O silêncio é uma ferramenta rara no design contemporâneo. Enquanto a maioria das marcas de acessórios corre para capturar a atenção em um feed de redes sociais cada vez mais acelerado, Oscar Magnuson caminha em uma direção oposta. Em sua oficina, a busca não é pelo clique imediato, mas pela construção de um objeto que preserve sua relevância ao longo das décadas. O designer sueco, que fundou sua marca homônima em 2006, vê o design não como um adorno final, mas como o alicerce estratégico que define a sobrevivência de um negócio em um mercado global cada vez mais consolidado.

A disciplina como alicerce criativo

A estética de Magnuson é o resultado de um choque cultural deliberado. Após três anos estudando design industrial na Itália, onde absorveu uma sensibilidade quase poética pelo objeto, ele retornou à Suécia para concluir seu mestrado na Konstfack. Foi essa combinação entre a alma italiana e a disciplina escandinava que permitiu a criação de um sistema interno rigoroso. Para ele, a marca funciona como um alter ego, guiado por um manual de regras que busca uma expressão minimalista, mas jamais monótona ou desprovida de intenção.

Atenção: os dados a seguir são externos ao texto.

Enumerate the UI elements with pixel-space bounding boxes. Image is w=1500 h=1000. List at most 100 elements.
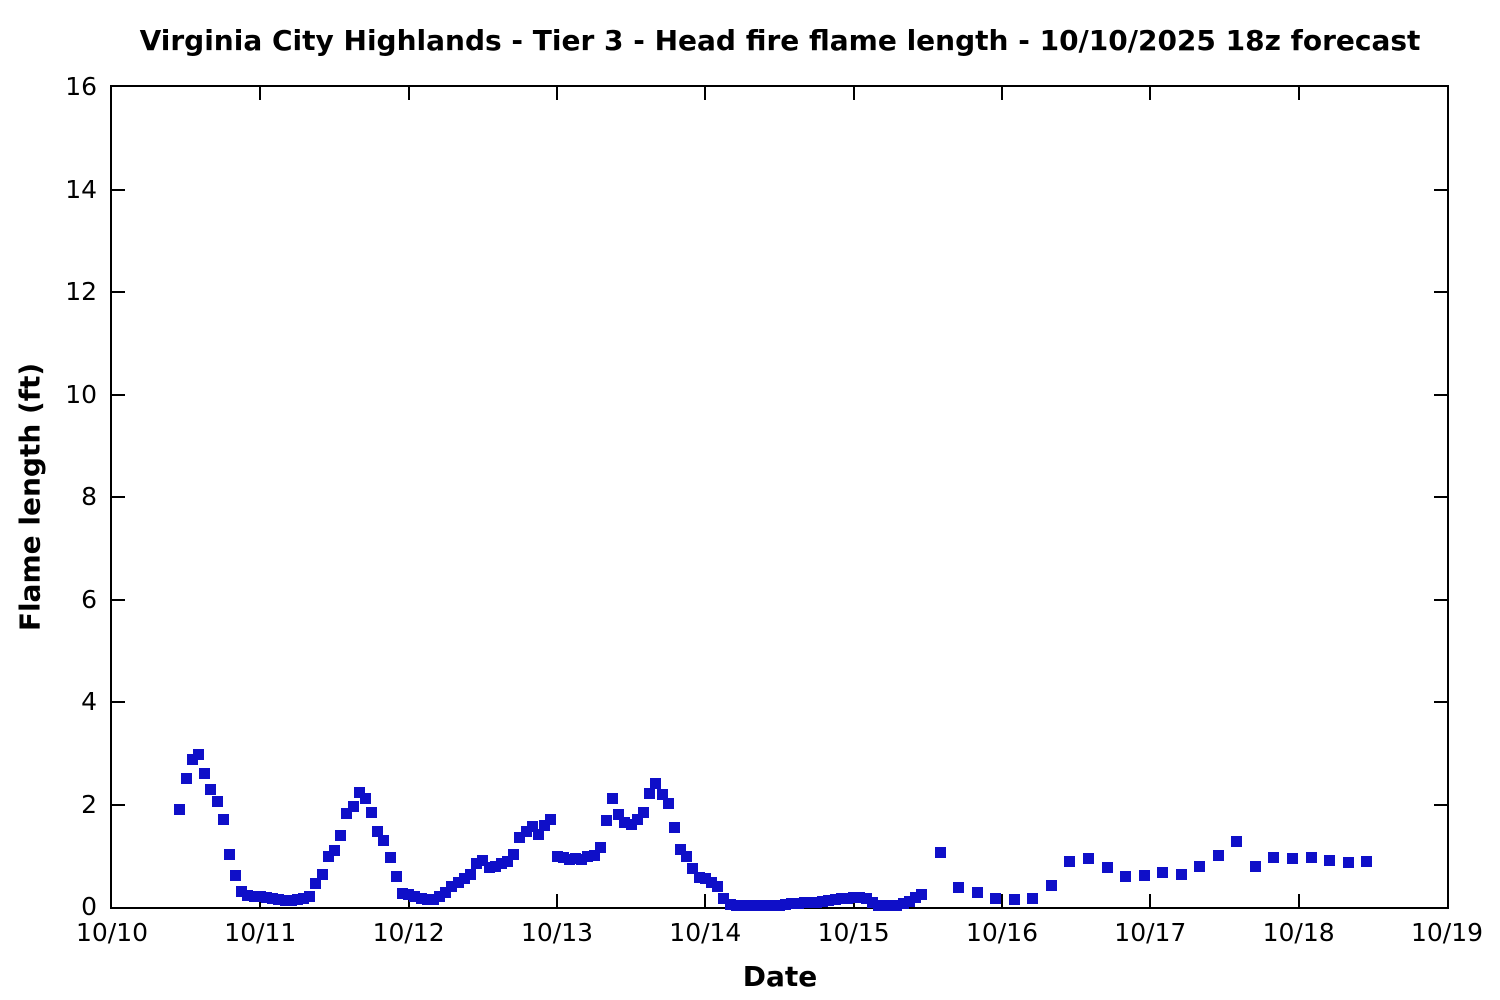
- data-point: [396, 887, 408, 899]
- data-point: [724, 898, 736, 910]
- data-point: [891, 899, 903, 911]
- data-point: [434, 891, 446, 903]
- data-point: [347, 801, 359, 813]
- x-tick: [704, 87, 707, 100]
- data-point: [489, 860, 501, 872]
- data-point: [767, 900, 779, 912]
- x-tick-label: 10/10: [75, 918, 149, 947]
- data-point: [607, 792, 619, 804]
- data-point: [279, 894, 291, 906]
- data-point: [211, 795, 223, 807]
- data-point: [600, 814, 612, 826]
- x-tick: [1149, 87, 1152, 100]
- x-tick: [704, 894, 707, 907]
- data-point: [811, 896, 823, 908]
- data-point: [254, 891, 266, 903]
- data-point: [1212, 850, 1224, 862]
- x-tick: [1001, 87, 1003, 100]
- data-point: [706, 876, 717, 888]
- x-tick-label: 10/15: [817, 918, 890, 947]
- data-point: [755, 900, 767, 912]
- data-point: [1324, 855, 1336, 867]
- data-point: [662, 797, 674, 809]
- data-point: [310, 878, 322, 890]
- x-tick: [556, 87, 558, 100]
- data-point: [761, 900, 773, 912]
- y-tick-label: 0: [81, 892, 97, 921]
- data-point: [335, 829, 347, 841]
- data-point: [712, 881, 724, 892]
- data-point: [298, 893, 310, 905]
- data-point: [557, 851, 569, 863]
- data-point: [446, 881, 458, 892]
- chart-title: Virginia City Highlands - Tier 3 - Head …: [139, 24, 1421, 57]
- data-point: [823, 895, 835, 907]
- data-point: [644, 788, 656, 800]
- data-point: [464, 869, 476, 881]
- data-point: [693, 871, 705, 883]
- data-point: [872, 899, 884, 911]
- data-point: [588, 850, 600, 862]
- data-point: [774, 899, 785, 911]
- data-point: [916, 888, 928, 900]
- y-tick: [112, 701, 125, 703]
- data-point: [848, 892, 860, 904]
- data-point: [186, 754, 198, 766]
- data-point: [804, 897, 816, 909]
- data-point: [866, 897, 878, 909]
- data-point: [570, 852, 582, 864]
- data-point: [879, 900, 891, 912]
- data-point: [427, 893, 439, 905]
- data-point: [174, 804, 186, 816]
- x-tick-label: 10/14: [669, 918, 742, 947]
- data-point: [223, 848, 235, 860]
- data-point: [631, 814, 643, 826]
- x-tick: [556, 894, 558, 907]
- data-point: [780, 898, 792, 910]
- data-point: [835, 893, 847, 905]
- data-point: [304, 890, 316, 902]
- data-point: [1120, 870, 1132, 882]
- data-point: [205, 783, 217, 795]
- x-tick-label: 10/19: [1410, 918, 1484, 947]
- y-tick-label: 6: [81, 584, 97, 614]
- data-point: [1231, 836, 1243, 848]
- data-point: [415, 893, 427, 905]
- data-point: [687, 862, 699, 874]
- data-point: [594, 841, 606, 853]
- data-point: [502, 856, 514, 868]
- data-point: [403, 888, 415, 900]
- data-point: [1027, 892, 1039, 904]
- data-point: [458, 872, 470, 884]
- x-tick-label: 10/16: [965, 918, 1039, 947]
- data-point: [353, 787, 365, 799]
- data-point: [526, 820, 538, 832]
- data-point: [743, 900, 755, 912]
- data-point: [718, 892, 730, 904]
- y-tick-label: 14: [65, 174, 97, 204]
- data-point: [421, 894, 433, 906]
- data-point: [285, 894, 297, 906]
- y-tick-label: 16: [65, 72, 97, 101]
- x-tick: [1297, 894, 1300, 907]
- data-point: [1083, 853, 1095, 865]
- data-point: [1342, 856, 1354, 868]
- data-point: [267, 893, 279, 905]
- data-point: [273, 894, 285, 906]
- data-point: [1361, 856, 1373, 868]
- data-point: [1249, 861, 1261, 872]
- data-point: [619, 816, 631, 828]
- data-point: [242, 889, 254, 901]
- data-point: [909, 892, 921, 904]
- x-axis-label: Date: [742, 960, 818, 993]
- data-point: [934, 846, 946, 858]
- data-point: [471, 857, 483, 869]
- x-tick: [407, 894, 410, 907]
- data-point: [1101, 861, 1113, 873]
- data-point: [792, 897, 804, 909]
- x-tick: [852, 87, 855, 100]
- data-point: [545, 814, 557, 826]
- y-tick: [112, 393, 125, 396]
- data-point: [668, 822, 680, 834]
- data-point: [1175, 869, 1187, 881]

O risco da obsolescência programada

Magnuson alerta que o perigo de seguir tendências reside na rapidez com que um produto se torna obsoleto. Ao tentar agradar ao gosto do momento, a marca sacrifica sua própria voz. Em vez de ceder à pressão por novidades constantes, ele aposta na repetição e na consistência estética. Esse foco cria um padrão reconhecível, que transforma óculos em algo mais do que um dispositivo médico: torna-se um símbolo de uma identidade que não precisa se reinventar a cada estação para permanecer atual.

Sustentabilidade como responsabilidade estrutural

A escolha de materiais reflete essa visão de longo prazo. O uso de bio-acetato, BioNylon e plásticos reciclados não é uma estratégia de marketing reativa, mas uma convicção de que o proprietário de uma marca deve buscar as melhores soluções disponíveis. Esse compromisso estende-se à cadeia produtiva, que mantém uma estrutura 100% europeia. Mesmo diante de desafios técnicos complexos, como o desenvolvimento de dobradiças, a prioridade permanece a integridade do produto final sobre o custo de produção.

O futuro diante da inteligência artificial

À medida que a inteligência artificial altera o cenário criativo, Magnuson acredita que o valor residirá cada vez mais na clareza das ideias originais. A tecnologia pode auxiliar, mas a disciplina de um líder que sabe dizer não ao ruído do mercado será o diferencial competitivo. O desafio, portanto, não é apenas acompanhar as mudanças, mas manter a firmeza de uma visão que, por ser clara e consistente, torna-se mais fácil de ser identificada pelo consumidor em meio ao caos visual.

Talvez o verdadeiro luxo do design no século XXI não seja a exclusividade, mas a paciência de construir algo que não precise de explicações. Enquanto o mercado gira cada vez mais rápido, resta saber se a longevidade continuará sendo uma estratégia viável ou se o sistema, por fim, forçará todos a uma eterna dança de novidades descartáveis.